Palmitic acid was the most abundant of the SFAs with smoked samples offering the smallest concentrations. Oleic acid, the most dominant MUFA was raised by both treatments. In the PUFAs, linoleic acid values were increased by both heat treatment methods. Both EPA and DHA showed high degree of instability when subjected to smoking and sun-drying. The ratio of ω-3/ω-6 were in favour of the omega 3. The highest ratio was found in the fresh specimen with the lowest found in the shrimp subjected to smoking process. In spite of different impacts exhibited by both processing methods, positive values of Index of atherogenicity (IA) and Index of thrombogenicity (IT) were calculated for both inclusive of the fresh samples. Smoked shrimp when consumed will be the most anti-atherogenic than other product forms due to its lowest IA value while fresh shrimp is the most anti-thrombogenic with lowest value.

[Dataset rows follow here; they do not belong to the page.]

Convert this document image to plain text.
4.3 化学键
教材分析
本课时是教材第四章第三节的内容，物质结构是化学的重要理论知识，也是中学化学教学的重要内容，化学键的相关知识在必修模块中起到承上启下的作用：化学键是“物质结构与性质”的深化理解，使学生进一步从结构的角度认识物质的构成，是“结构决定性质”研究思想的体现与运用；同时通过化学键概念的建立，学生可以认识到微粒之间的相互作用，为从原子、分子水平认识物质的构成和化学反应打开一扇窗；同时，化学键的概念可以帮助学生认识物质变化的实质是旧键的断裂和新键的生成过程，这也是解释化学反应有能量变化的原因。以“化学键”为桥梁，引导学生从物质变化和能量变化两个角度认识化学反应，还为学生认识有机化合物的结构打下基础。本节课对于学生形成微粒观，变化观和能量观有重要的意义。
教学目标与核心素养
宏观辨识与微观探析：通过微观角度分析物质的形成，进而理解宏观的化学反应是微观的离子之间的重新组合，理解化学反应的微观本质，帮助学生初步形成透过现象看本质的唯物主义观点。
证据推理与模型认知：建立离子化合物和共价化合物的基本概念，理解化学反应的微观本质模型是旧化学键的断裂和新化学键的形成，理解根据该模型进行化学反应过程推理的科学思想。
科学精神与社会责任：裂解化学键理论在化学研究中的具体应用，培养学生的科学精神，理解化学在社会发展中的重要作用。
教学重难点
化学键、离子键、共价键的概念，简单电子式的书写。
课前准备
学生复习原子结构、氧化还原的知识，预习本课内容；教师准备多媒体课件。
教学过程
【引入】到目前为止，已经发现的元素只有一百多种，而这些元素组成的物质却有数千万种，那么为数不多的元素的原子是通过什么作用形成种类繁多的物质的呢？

Glutamate was the most dominant amino acid and like arginine, isoleucine, threonine and proline the reductions by both smoking and sun-drying were considered not important. Maillard reactions lead to increased values of leucine, histidine, tyrosine and lysine leading to the browning observed in the smoked and sundried samples. Nevertheless, Protein degradation and Amino Acids Score (AAS) and Protein Digestibility Corrected- Amino Acid Score (PDCAAS) were positive indicating that the proteins from Southern pink shrimp muscle (fresh, smoked and sundried forms) were well-balanced in their essential amino acid compositions indicating that the shrimp is of a high quality protein source.